Традиционные осмотры Льва Петровича,
Недели три спустя с того момента, когда я открыла глаза в этом месте, на соседнюю койку принесли девушку, находившуюся в бессознательном состоянии.
Высунув из под одеяла нос, я прислушивалась к разговору доктора и строгой немки, попутно внимательно разглядывая фройляйн – в прошлый раз и без неё было кого детально поизучать.
То, что услышала – разозлило меня до состояния раскочегаренного на совесть самовара.
* На самом деле Александр ll ввёл моду на удлинённые мундиры уже во времена своего правления. Но, раз уж он так терпеть не мог "кургузые" укороченные спереди варианты, я нарядила великого императора в один из его любимых парадных мундиров.
7
– Госпотин токтор, что с мадемуазель Горячефой? – с заметным акцентом спросила немка.
Это была средней комплекции женщина лет сорока пяти – пятидесяти. Довольно приятная на внешность. По меньшей мере интересная. (Что вряд ли можно было предположить относительно её характера.) Тёмно-каштановые волосы с рыжеватым отливом были не просто подняты, а прямо стянуты наверх, украшая макушку и лоб фройляйн крупными, крепко завитыми буклями.
Возраст классной дамы выдавали заметные морщинки вокруг не очень объёмных, но всё ещё не утративших цвета губ (которые она имела обыкновение жёстко сжимать по окончании любой сказанной фразы). Те же вестницы женской зрелости лучами разбегались вокруг зелёных, немного более круглых, чем принято считать эталоном красоты в нашем мире, "живых" глаз. Маленький заострённый носик и насыщенный цвет бровей и ресниц довершали образ и делали лицо достаточно выразительным.

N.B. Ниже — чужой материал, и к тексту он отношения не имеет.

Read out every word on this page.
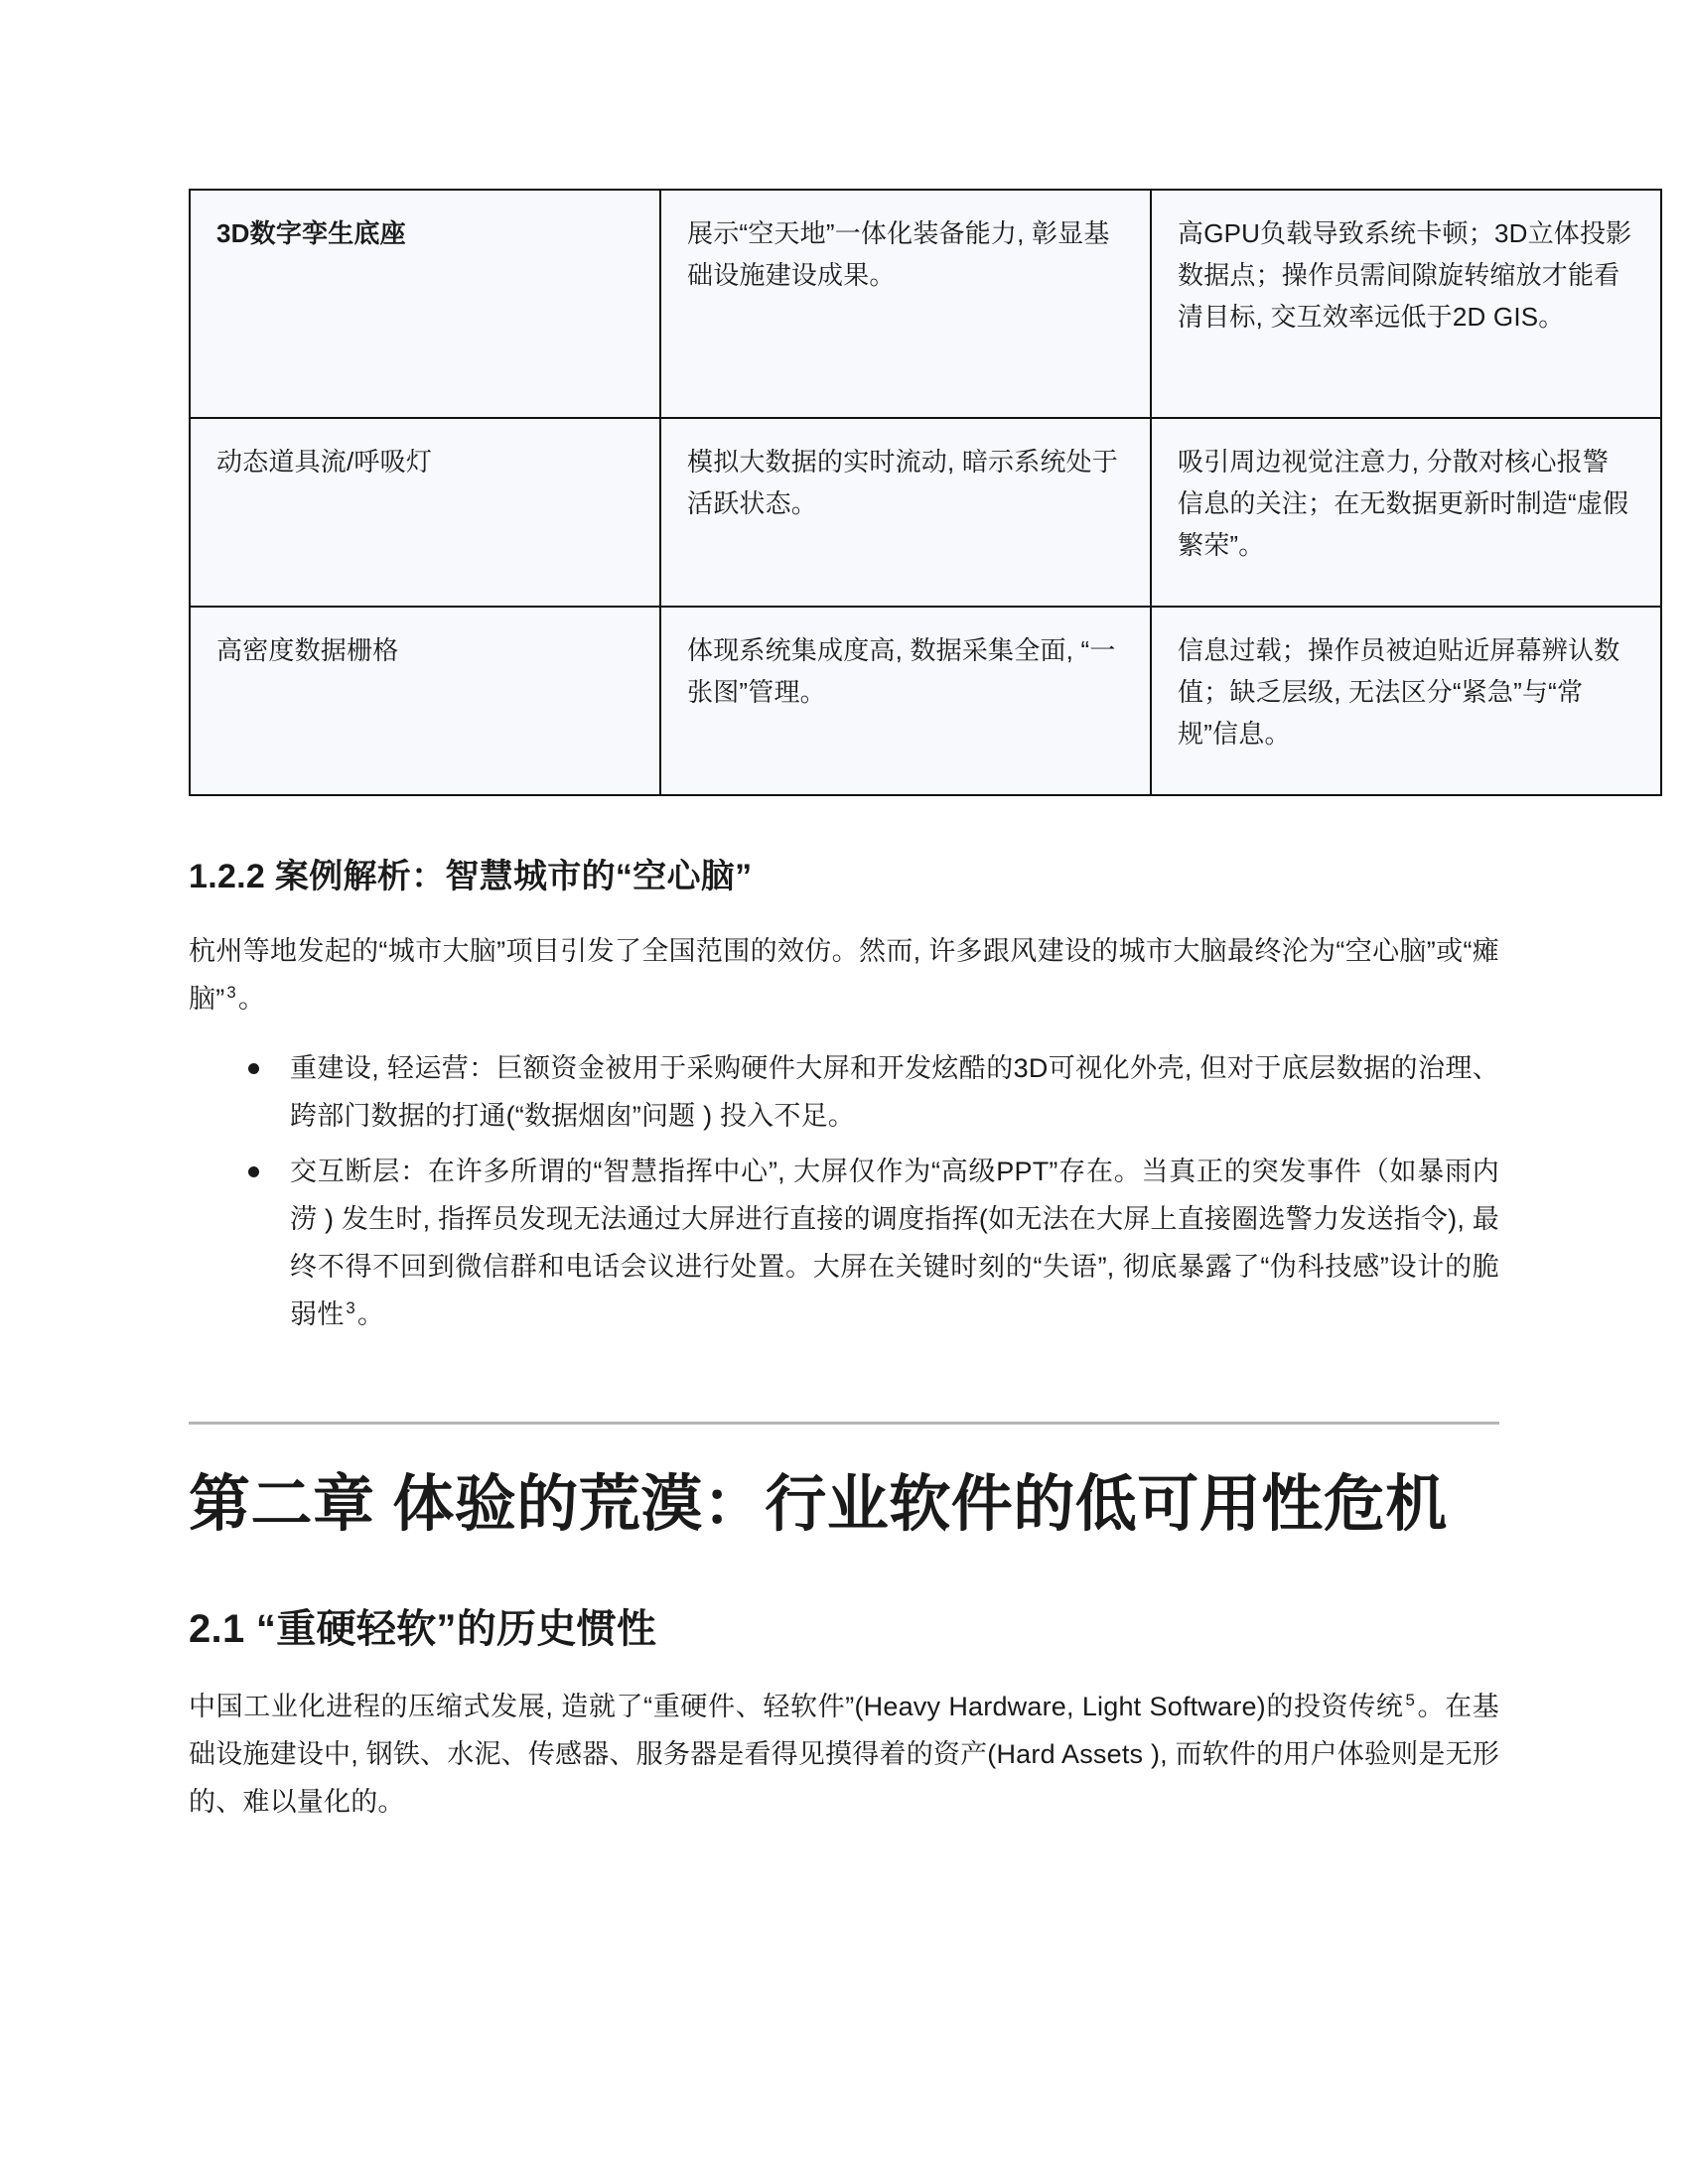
3D数字孪生底座	展示“空天地”一体化装备能力, 彰显基础设施建设成果。	高GPU负载导致系统卡顿；3D立体投影数据点；操作员需间隙旋转缩放才能看清目标, 交互效率远低于2D GIS。
动态道具流/呼吸灯	模拟大数据的实时流动, 暗示系统处于活跃状态。	吸引周边视觉注意力, 分散对核心报警信息的关注；在无数据更新时制造“虚假繁荣”。
高密度数据栅格	体现系统集成度高, 数据采集全面, “一张图”管理。	信息过载；操作员被迫贴近屏幕辨认数值；缺乏层级, 无法区分“紧急”与“常规”信息。
1.2.2 案例解析：智慧城市的“空心脑”

杭州等地发起的“城市大脑”项目引发了全国范围的效仿。然而, 许多跟风建设的城市大脑最终沦为“空心脑”或“瘫脑” $^3$。

重建设, 轻运营：巨额资金被用于采购硬件大屏和开发炫酷的3D可视化外壳, 但对于底层数据的治理、跨部门数据的打通(“数据烟囱”问题 ) 投入不足。
交互断层：在许多所谓的“智慧指挥中心”, 大屏仅作为“高级PPT”存在。当真正的突发事件（如暴雨内涝 ) 发生时, 指挥员发现无法通过大屏进行直接的调度指挥(如无法在大屏上直接圈选警力发送指令), 最终不得不回到微信群和电话会议进行处置。大屏在关键时刻的“失语”, 彻底暴露了“伪科技感”设计的脆弱性 $^3$。
第二章 体验的荒漠：行业软件的低可用性危机
2.1 “重硬轻软”的历史惯性

中国工业化进程的压缩式发展, 造就了“重硬件、轻软件”(Heavy Hardware, Light Software)的投资传统 $^5$。在基础设施建设中, 钢铁、水泥、传感器、服务器是看得见摸得着的资产(Hard Assets ), 而软件的用户体验则是无形的、难以量化的。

Одета фройляйн была в строгое, очень тёмное – почти чёрно-синее платье, замуровывавшее свою хозяйку под самое горло. Из украшений – три небольших пуговицы, расположенных вертикально одна над другой по центру груди, обтянутых тканью самого платья, и тонкое кипенно-белое кружево, неширокими сборками выглядывавшее из под аскетичного, жёсткого воротника-стойки и освежавшее цвет кожи.
Ну и, конечно, безупречная осанка!
Не смотря на строгость интонаций, в голосе немки слышалось искреннее беспокойство.
– Ничего страшного, фройляйн Марта. – успокаивал её Лев Петрович, – Это просто голодный обморок. Её разве не кормили? – растерянно спросил он.
– Что фы! – даже всплеснула руками та, и, выразительно округлив глаза, продолжила, – Просто юная мадемуазель изволила опъявить колодофку!
– Это что же, позвольте спросить, сподвигло барышню на такой отчаянный шаг?
– Люпофь, госпотинн Худяков! Люпофь! Мы имели неосторожность отпустить томой мадемуазель Полину, по случаю именин её батюшки – графа Горячефа, и она за такой короткий срок успела флюбитса.